Я прошел по прутьям, сколько позволила провисшая цепь. Кончилась решетка. Уцепившись руками и ногами, стискивая зубы от боли во всем теле, я медленно пополз, перебирая звенья, – оставалось метра три, уже были видны блестящие, острые даже на вид лезвия лопастей, как вдруг моя единственная опора дернулась.
Вместе с цепью – я с ужасом смотрел вперед – задвигались, вращаясь, лопасти вентиляторов, быстро сливаясь в мерцающие круги; я двигался все быстрее.
Последний бассейн был пуст, но на глубине пяти-шести метров густой щеткой торчали острые арматурные клинья – прыгать было невозможно.
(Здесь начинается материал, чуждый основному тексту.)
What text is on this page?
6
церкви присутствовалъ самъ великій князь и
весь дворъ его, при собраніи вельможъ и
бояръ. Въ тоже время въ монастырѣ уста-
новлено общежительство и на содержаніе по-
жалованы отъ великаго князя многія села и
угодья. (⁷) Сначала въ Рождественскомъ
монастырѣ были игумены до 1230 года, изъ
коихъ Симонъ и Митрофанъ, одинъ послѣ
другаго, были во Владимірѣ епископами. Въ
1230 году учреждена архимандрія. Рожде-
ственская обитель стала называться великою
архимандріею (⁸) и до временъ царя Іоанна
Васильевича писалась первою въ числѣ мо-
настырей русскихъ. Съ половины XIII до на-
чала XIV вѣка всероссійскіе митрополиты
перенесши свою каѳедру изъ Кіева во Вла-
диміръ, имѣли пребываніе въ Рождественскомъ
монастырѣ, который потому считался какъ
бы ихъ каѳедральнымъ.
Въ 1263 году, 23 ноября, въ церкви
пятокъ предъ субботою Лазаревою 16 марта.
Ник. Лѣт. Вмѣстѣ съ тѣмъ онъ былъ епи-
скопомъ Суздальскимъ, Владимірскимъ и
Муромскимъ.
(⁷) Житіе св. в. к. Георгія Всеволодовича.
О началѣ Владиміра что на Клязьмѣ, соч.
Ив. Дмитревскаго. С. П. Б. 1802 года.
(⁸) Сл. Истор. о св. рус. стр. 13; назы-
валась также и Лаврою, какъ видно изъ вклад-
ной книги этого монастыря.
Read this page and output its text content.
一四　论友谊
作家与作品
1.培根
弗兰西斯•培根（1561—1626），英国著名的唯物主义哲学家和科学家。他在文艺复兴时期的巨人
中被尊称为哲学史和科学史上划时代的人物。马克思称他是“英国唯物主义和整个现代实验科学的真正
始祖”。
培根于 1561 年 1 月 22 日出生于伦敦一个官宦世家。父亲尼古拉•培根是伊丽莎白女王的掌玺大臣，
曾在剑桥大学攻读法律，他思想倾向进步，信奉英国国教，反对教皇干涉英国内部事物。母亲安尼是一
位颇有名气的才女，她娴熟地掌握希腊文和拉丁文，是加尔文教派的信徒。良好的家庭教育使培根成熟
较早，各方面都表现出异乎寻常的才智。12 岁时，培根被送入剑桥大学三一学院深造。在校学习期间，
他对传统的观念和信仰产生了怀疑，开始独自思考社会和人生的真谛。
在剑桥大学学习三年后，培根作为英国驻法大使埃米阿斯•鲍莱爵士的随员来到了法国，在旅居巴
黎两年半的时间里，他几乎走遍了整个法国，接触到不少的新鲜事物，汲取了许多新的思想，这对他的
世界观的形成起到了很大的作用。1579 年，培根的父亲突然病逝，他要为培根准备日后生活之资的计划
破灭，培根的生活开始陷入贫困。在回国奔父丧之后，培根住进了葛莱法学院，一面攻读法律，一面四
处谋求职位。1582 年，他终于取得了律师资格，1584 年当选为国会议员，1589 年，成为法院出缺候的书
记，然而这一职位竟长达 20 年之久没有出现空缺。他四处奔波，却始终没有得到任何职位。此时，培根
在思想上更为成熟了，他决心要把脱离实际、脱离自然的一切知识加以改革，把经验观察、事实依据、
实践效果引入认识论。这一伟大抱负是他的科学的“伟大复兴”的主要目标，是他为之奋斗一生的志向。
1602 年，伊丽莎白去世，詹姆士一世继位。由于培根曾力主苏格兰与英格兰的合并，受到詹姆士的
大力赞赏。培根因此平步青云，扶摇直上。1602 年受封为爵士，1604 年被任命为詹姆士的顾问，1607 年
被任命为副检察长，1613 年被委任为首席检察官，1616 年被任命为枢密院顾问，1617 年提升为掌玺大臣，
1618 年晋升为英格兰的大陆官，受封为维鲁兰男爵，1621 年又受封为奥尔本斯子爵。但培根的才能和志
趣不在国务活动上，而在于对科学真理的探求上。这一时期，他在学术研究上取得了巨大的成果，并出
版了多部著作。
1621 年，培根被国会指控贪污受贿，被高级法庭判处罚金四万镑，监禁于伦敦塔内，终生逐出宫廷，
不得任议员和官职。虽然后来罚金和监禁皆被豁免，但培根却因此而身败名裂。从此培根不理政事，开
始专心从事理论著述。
Вжавшись, обвив цепь, я на мгновение представил, как разбрызганная в пыль, перетертая масса моего тела стекает по какому-нибудь стоку в тот отвратительный бассейн, и тут, уже с закрытыми глазами, почувствовал сильный поток воздуха, легкие, быстрые касания плеч и бедер – меня пронесло сквозь страшную диафрагму.
И я был жив! Пока. И мне было не но себе. Не страшно; от страхов нас здесь отучают в первую очередь – иначе не выживешь. Статистика и без того оптимистично вещает: на каждые сто тысяч человек выживает только один. Пока и я жив. Пока.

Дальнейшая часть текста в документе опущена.